Bitcoin derzeit noch volatiler als Gold
Ebenso wie Gold hat Bitcoin ein hohes Maß an Zugänglichkeit für Investoren. Nie war es für Privatanleger einfacher, digitale Assets zu kaufen und aufzubewahren. Doch auch die Zahl institutioneller Investoren mit langfristigem Anlagehorizont nimmt kontinuierlich zu und könnte die Volatilität des digitalen Assets etwas stabilisieren. Das ist wichtig: Will Bitcoin eine Absicherung gegen Inflation bieten, sollte es ein eher geringes Maß an Wertschwankung aufweisen.

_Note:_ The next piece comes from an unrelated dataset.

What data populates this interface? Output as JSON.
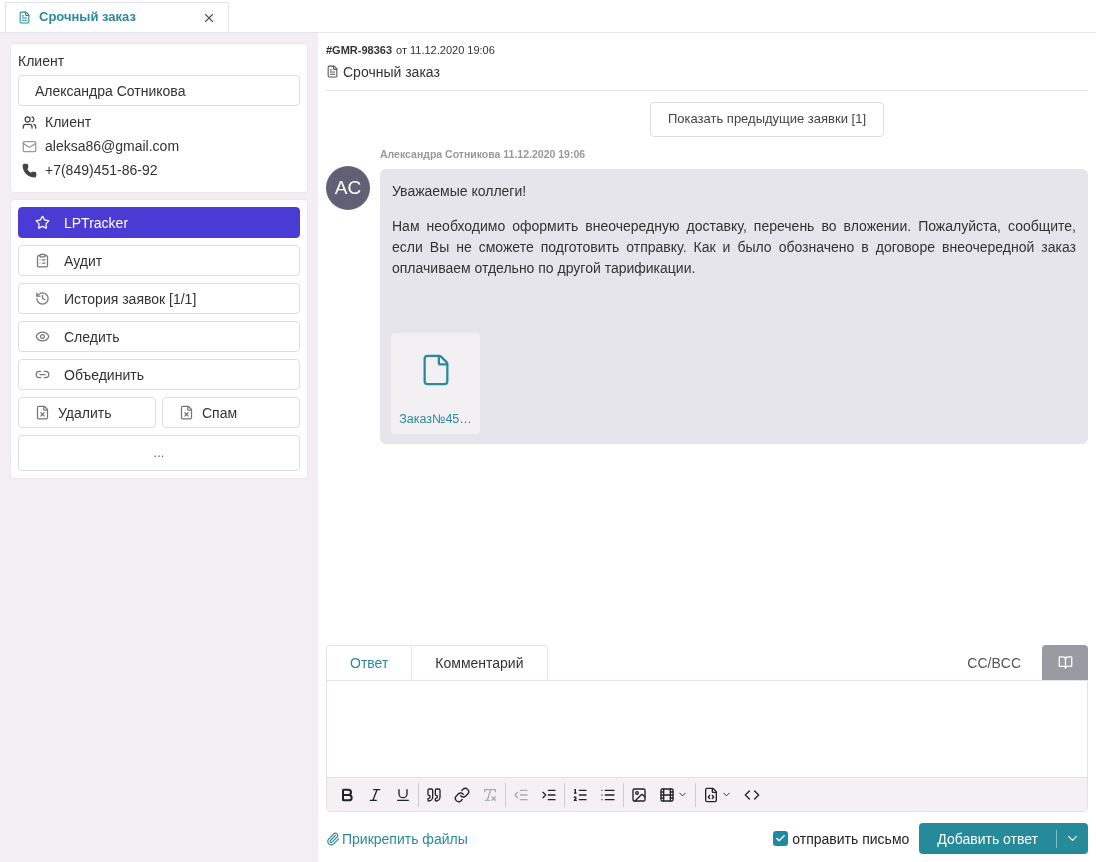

Zwar hat sich die Volatilität des Bitcoins im Laufe der vergangenen Jahre reduziert, Gold erwies sich jedoch gerade in Krisenzeiten als das stabilere Asset. So erlitt der Goldpreis während des Corona-Crashs im Frühjahr 2020 vergleichsweise kleine Verluste, bevor er – ganz im Sinne einer Krisenwährung – im August letzten Jahres bei 1727 Euro ein neues Allzeithoch erreichte.
Im selben Zeitraum war der Bitcoin-Kurs deutlich volatiler – im April 2021 markierte er bei über 53.000 Euro ein Rekordhoch und fiel anschließend binnen eines Monats bis auf rund 30.000 Euro. Vergleicht man beide Assets direkt miteinander, ist Bitcoin derzeit rund fünfmal so volatil wie das Edelmetall.
Akzeptanz digitaler Assets nimmt zu
Im Gegensatz zu Bitcoin kann sich Gold auf einen Datensatz aus mehreren Jahrhunderten berufen, der zeigt, wie sich das Edelmetall unter inflationären Bedingungen verhält. Im Falle von Bitcoin ist die Datenlage der vergleichsweise jungen Assetklasse noch dünn. Die Zeichen stehen jedoch gut, dass auch Kryptos zukünftig eine Alternative zur Absicherung gegen Inflation darstellen könnten. Denn die Branche der digitalen Assets wird zunehmend professionell. Die Phase der „early adopter“ ist vorbei, mittlerweile sind zahlreiche private und institutionelle Investoren in den Markt eingestiegen. Es ist zudem zu erwarten, dass die Zahl interessierter Anleger mit zunehmender Regulierung des Sektors und steigender Auswahl kryptobasierter Finanzprodukte weiter zunimmt. Je mehr Akzeptanz Bitcoin erfährt, desto krisenfester dürfte das Asset auch werden. Die Chancen stehen also nicht schlecht, dass sich die Kryptowährung auf längere Sicht wie Gold als Wertspeicher etablieren könnte.